Perhaps the tutorial experimented with changes in line 1 while keeping the rest the same?

joshmccraney said:
Line 5: Why this rather than, say Norm(Y)?

Because norm(Y) would calculate ##\sum_{i=1}^n |Y_i|^2##. This is calculating the vector of power values ##|Y_i|^2##, not their sum.

Edit to add: abs(Y).^2 would have the same effect as Y .* conj(Y). So it's really a stylistic thing. Y . * conj(Y) makes it clear to some people (to me for instance, and apparently the author) exactly the nature of this calculation. No strong reason for it though. Sometimes you just write equations in a certain way as a note to yourself.

The division by ##n## has to do with the scaling factors that the FFT introduces. It's converting the power to some particular units. I don't know the details of what scale factors they're accounting for.

joshmccraney said:
Line 6: so the 1000 is evidently from line 1, the time step? But where is the 251 coming from; looks like it's the time step * end time + 1.

The length of the original vector is ##T = 251/1000## seconds. That is the time-span represented by the original time sample. This causes the frequency spacing, the ##\Delta f## between frequency points, to be ##1/T = (1000/251)## Hz.
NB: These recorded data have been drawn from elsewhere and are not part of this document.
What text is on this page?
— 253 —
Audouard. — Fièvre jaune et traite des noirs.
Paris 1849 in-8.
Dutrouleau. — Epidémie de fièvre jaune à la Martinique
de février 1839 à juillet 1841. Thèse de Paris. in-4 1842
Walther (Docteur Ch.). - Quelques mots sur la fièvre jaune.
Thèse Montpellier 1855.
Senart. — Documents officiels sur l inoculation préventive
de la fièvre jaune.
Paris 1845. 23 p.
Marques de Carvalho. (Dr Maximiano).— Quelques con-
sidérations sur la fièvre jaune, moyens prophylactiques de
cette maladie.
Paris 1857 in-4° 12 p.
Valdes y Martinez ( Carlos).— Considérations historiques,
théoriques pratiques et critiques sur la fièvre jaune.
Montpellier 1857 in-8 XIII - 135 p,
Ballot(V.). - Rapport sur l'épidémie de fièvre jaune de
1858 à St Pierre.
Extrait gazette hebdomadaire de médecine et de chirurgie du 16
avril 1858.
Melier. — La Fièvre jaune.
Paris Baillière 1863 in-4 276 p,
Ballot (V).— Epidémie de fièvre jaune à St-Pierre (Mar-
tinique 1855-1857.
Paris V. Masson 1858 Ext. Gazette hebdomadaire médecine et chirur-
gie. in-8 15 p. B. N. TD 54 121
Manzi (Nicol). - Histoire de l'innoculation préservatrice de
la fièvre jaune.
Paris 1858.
And the reason for the (0:127) is that when you DFT a real signal, the upper half is the mirror image of the lower half (well, actually its complex conjugate). This line is plotting 128 points of the magnitude of the FFT, just the lower half. Since it was a 251-point transform, that seems to me to be going a couple of points past the halfway mark.

Try changing it to (0:250) to see what happens. (Of course you need to modify line 7 so you use the same number of points of Pyy).